Adiós a la última surrealista
La artista falleció a los 103 años y en ella convivieron la de los paisajes risueños modernos con la de las almas atormentadas del pasado
Ángeles Santos Torroella (Portbou,1911-Madrid,2013), la Angelita de Ramón Gómez de la Serna, Juan Ramón Jiménez, Federico García Lorca y Jorge Guillén, en realidad no era de Portbou, ni de Valladolid, ni de Madrid, ni Barcelona, ni Sevilla, ni de Huesca, y ni tan solo del Sitges que tanto amaba y donde será enterrada junto al que fue su marido, Emili Grau Sala. Ángeles Santos fue ciudadana del mundo, pero no de esa esfera que da vueltas, coqueteando con la luna sin parar, desde hace miles de millones de años, si no de un mundo cúbico, un poco abrupto, lleno de claroscuros, alentado por madres ciegas y angelitas sonámbulas -no angelitos- que encienden constantemente las estrellas, porque si estuvieran solas pronto se apagarían y la oscuridad volvería a reinar para siempre.
Ángeles Santos, la pintora cuyas obras más emblemáticas -Un mundo y Tertulia- presiden con grandeza la sala del Museo Reina Sofía dedicada a los realismos de los años veinte y treinta, murió ayer en casa de su hijo, el también pintor Julián Grau Santos, a la edad de 103 años. Hasta bien entrados los noventa pudo vivir de su pintura: jardines encantadores, niños, flores y alacenas, un mundo feliz, esta vez redondo y sedoso, que le ayudó a olvidar el otro, el cuadrado de donde venía, más ambicioso y potente pero también lleno de tristeza y desolación.
A los 17 años, se consagró como pintora precoz en un Valladolid efervescente y moderno, donde vivía entonces con su familia.

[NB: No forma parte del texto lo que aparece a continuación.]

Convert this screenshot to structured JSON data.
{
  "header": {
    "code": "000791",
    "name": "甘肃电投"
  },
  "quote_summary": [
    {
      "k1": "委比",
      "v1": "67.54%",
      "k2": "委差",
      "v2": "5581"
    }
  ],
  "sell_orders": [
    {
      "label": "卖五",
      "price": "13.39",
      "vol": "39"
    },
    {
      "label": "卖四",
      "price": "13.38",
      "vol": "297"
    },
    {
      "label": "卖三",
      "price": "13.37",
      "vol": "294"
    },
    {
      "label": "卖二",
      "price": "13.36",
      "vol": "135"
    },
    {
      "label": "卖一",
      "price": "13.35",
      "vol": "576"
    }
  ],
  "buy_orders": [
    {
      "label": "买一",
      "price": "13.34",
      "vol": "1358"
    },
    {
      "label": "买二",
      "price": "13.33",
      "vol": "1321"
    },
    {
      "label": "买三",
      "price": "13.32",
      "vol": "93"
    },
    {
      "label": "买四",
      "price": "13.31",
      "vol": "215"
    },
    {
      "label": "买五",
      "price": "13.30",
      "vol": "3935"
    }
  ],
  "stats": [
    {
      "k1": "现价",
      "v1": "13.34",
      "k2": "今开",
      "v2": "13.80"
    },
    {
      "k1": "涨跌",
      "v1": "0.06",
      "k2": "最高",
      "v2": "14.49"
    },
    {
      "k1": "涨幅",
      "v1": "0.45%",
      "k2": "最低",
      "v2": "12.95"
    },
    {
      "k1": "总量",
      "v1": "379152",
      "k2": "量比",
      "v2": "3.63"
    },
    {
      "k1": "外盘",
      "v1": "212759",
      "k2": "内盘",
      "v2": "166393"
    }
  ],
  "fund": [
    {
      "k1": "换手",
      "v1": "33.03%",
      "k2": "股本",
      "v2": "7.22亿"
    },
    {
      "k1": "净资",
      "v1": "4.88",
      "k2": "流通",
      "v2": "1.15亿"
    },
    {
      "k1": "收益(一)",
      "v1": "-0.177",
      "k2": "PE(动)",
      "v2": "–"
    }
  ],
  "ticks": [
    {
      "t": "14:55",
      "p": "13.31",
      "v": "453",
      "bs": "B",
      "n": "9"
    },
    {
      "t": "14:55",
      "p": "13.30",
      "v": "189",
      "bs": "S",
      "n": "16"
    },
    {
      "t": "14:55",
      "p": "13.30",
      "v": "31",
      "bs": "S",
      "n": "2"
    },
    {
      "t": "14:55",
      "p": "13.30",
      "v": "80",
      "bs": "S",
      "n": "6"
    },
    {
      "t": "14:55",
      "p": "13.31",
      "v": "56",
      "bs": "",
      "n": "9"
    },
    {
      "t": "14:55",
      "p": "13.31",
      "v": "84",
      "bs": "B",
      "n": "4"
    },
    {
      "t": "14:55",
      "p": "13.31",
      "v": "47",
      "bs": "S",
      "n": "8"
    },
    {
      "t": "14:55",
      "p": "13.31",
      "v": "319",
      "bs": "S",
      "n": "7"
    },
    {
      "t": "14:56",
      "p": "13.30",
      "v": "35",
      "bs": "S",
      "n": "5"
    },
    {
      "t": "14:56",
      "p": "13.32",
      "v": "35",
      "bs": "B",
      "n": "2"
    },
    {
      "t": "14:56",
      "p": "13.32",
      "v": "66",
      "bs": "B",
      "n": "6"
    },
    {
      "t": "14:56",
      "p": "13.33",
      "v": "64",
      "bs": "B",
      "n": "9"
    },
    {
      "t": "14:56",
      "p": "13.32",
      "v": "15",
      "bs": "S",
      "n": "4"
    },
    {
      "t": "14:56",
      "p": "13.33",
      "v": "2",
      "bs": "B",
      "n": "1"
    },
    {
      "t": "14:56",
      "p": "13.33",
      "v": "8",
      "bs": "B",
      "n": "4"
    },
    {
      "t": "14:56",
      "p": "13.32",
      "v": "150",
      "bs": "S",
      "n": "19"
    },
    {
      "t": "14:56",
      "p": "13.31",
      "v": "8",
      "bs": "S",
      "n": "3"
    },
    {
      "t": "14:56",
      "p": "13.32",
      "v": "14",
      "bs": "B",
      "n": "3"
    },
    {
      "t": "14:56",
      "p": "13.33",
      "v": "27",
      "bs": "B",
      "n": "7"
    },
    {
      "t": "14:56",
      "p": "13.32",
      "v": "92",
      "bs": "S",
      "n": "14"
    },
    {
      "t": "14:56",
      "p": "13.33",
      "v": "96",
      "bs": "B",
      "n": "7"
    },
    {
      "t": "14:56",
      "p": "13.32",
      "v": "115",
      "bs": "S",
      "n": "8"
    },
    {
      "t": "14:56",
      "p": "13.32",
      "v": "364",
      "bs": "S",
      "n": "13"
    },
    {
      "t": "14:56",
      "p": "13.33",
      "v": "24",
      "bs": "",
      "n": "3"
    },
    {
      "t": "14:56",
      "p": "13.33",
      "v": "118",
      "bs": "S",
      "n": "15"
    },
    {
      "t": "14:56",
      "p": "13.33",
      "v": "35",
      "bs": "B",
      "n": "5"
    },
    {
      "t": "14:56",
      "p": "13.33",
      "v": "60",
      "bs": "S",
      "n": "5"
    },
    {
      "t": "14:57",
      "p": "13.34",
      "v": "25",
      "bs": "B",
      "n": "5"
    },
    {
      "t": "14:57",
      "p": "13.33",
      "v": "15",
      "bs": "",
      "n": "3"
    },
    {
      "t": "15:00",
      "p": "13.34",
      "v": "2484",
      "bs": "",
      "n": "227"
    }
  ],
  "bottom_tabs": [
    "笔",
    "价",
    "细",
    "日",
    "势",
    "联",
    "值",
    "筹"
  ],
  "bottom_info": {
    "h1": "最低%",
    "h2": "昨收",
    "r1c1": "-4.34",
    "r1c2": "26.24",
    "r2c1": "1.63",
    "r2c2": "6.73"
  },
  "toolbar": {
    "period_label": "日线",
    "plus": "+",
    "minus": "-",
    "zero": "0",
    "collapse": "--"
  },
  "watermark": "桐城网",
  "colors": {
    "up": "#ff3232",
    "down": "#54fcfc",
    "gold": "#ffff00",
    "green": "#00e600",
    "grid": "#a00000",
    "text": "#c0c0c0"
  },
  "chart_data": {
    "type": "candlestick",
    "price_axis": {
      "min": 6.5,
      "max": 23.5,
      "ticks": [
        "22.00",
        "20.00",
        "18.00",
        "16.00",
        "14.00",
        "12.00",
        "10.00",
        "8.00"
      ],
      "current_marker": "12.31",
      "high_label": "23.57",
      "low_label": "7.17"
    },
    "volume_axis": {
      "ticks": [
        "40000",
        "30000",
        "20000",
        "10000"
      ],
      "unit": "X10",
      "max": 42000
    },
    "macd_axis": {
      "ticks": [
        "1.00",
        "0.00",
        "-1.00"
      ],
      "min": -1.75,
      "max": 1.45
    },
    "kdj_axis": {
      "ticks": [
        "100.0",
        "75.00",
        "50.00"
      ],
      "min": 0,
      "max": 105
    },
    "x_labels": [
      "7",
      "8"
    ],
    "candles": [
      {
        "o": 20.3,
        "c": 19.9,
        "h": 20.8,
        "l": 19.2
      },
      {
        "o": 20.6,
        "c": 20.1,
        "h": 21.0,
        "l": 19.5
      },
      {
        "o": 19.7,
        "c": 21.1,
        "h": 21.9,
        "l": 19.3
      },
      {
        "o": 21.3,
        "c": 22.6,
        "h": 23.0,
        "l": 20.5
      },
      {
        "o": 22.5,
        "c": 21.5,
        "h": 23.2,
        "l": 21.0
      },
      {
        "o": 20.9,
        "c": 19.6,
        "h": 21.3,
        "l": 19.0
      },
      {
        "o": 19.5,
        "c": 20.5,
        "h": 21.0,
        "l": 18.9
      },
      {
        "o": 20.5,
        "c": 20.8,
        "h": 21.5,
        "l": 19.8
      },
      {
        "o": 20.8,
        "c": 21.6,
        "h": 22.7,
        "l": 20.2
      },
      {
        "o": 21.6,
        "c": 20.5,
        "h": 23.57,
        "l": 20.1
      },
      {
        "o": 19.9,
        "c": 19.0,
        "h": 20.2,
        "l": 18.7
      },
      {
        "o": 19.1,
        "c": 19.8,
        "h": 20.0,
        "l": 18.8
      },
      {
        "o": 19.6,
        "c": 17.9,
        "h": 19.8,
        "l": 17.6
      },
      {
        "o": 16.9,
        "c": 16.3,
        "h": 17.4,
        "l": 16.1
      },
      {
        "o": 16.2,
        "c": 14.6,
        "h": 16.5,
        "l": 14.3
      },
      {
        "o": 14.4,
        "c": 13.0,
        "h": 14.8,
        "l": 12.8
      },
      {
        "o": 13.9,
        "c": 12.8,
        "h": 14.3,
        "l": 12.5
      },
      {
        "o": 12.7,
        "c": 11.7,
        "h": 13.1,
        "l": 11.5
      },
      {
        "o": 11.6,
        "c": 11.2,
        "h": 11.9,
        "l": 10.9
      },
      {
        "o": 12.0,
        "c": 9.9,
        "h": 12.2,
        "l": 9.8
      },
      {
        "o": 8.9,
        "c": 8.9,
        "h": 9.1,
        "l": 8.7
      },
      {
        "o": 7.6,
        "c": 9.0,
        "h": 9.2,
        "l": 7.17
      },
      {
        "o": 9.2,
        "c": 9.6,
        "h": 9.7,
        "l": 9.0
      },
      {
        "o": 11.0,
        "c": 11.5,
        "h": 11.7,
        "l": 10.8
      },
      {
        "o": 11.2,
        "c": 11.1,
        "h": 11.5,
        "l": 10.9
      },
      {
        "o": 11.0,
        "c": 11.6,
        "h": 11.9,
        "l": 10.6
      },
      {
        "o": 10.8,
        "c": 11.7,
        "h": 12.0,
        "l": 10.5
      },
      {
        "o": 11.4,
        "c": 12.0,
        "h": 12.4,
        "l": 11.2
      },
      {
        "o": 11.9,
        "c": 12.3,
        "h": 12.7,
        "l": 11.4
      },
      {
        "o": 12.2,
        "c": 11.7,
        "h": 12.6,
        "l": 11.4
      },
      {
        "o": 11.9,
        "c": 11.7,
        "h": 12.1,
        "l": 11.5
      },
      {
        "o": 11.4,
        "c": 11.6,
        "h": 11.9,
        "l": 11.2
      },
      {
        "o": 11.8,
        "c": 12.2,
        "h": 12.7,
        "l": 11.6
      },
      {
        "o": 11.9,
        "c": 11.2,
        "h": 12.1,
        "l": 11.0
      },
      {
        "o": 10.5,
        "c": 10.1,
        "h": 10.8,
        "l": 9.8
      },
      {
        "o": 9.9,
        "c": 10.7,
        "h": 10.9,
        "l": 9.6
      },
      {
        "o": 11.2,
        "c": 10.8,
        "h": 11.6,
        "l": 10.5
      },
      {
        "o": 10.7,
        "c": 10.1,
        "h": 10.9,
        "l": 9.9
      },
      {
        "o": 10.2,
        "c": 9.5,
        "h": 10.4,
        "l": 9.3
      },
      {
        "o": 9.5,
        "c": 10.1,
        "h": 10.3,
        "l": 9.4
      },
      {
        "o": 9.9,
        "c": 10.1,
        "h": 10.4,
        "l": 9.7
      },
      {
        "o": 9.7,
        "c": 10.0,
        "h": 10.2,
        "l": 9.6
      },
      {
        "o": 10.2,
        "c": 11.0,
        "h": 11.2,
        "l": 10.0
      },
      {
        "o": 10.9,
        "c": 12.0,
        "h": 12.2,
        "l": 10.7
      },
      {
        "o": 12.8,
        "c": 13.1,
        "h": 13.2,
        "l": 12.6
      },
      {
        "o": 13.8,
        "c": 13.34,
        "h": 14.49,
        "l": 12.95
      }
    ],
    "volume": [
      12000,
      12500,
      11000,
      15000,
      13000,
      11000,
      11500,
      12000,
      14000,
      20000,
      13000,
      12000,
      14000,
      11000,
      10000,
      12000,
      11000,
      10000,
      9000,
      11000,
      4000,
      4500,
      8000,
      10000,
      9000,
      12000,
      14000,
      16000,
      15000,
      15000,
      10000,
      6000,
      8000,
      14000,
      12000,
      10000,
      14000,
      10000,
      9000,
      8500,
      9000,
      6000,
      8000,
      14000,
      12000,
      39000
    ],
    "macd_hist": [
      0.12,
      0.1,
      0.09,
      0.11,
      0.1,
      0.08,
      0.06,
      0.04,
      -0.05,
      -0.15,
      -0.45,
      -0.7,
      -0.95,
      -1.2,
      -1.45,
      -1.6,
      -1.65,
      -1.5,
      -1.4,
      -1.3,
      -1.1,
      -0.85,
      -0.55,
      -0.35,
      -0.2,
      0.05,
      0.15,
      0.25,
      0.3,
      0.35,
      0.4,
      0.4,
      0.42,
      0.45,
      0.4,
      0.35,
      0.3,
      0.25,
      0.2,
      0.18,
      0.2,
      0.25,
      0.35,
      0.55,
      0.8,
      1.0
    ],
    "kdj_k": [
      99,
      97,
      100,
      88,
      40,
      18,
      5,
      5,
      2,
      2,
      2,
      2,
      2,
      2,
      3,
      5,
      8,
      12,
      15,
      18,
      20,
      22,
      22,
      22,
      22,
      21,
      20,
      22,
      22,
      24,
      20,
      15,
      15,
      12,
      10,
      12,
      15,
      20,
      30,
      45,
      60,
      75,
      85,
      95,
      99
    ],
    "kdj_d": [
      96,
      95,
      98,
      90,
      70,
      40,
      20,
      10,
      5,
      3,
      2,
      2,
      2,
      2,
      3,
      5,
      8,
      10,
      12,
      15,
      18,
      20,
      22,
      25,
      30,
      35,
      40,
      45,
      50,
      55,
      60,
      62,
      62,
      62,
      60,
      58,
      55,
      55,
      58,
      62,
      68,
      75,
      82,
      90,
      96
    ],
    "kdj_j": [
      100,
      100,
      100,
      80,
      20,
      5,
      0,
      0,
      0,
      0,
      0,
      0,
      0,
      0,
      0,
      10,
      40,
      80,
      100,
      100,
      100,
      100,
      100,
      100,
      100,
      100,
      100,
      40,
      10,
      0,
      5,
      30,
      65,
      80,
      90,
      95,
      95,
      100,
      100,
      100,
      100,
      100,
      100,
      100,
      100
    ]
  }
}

La ciudad del Pisuerga estaba imbuida de la Generación del 27, con Jorge Guillén, los hermanos Cossío o un joven Francisco Pino que se enamoró de ella; todo parecía serle favorable. Al cabo de poco, Angelita Santos arrasó en el Madrid del Café del Pombo, la Residencia de Estudiantes y el Lyceum Club. El Salón de Otoño se rindió a sus pies por dos años consecutivos, en 1929, cuando presentó Un mundo, y al año siguiente, cuando tuvo una sala especial, a la altura de los consagrados como Gutiérrez Solana. Pero su afán desenfrenado por pintar y sus ansias de libertad se truncaron de golpe, y su rebeldía absoluta y tenaz le pasó factura en un entorno poco preparado para tales andanzas. Fue recluida y apartada de su mundo y, en parte, también del de los demás. Entonces Ángeles Santos, en pleno éxito y auge creativo, dejó de pintar y tardaría años en volver a hacerlo.
Fue cuando conoció, en Olot o Barcelona, a un joven artista, culto y apuesto, amigo como ella de García Lorca, llamado Emili Grau Sala. Él pintaba la luz, el bienestar y la buena vida, ella había pintado la oscuridad y el desaliento, y se enamoraron. Y Angelita volvió a pintar, esta vez mirando a su prometido. La boda se celebró en 1936, pero la Guerra Civil rompió cualquier esperanza de futuro. Grau Sala, republicano empedernido, se exilió en París, y Ángeles se fue junto a sus padres y sola dio a luz a su único hijo. No volvió a unirse con su marido hasta entrados los años 60, en el momento en que ella volvía a renacer como una artista conectada al Surrealismo y la vanguardia a partir de su obra primeriza. Y convivieron dos Ángeles Santos, la de los paisajes risueños modernos con la de las almas atormentadas del pasado. Justo gracias a esas obras de antaño conquistó el mundo contemporáneo; entró por la puerta grande en el Reina Sofía; el Museo Patio Herreriano le dedicó una retrospectiva en Valladolid; se le otorgó la Medalla Nacional de Bellas Artes e, incluso, obtuvo la Creu de Sant Jordi en el 2005. Siempre redescubierta porque a menudo era olvidada, ahora Ángeles Santos vuelve a ser noticia.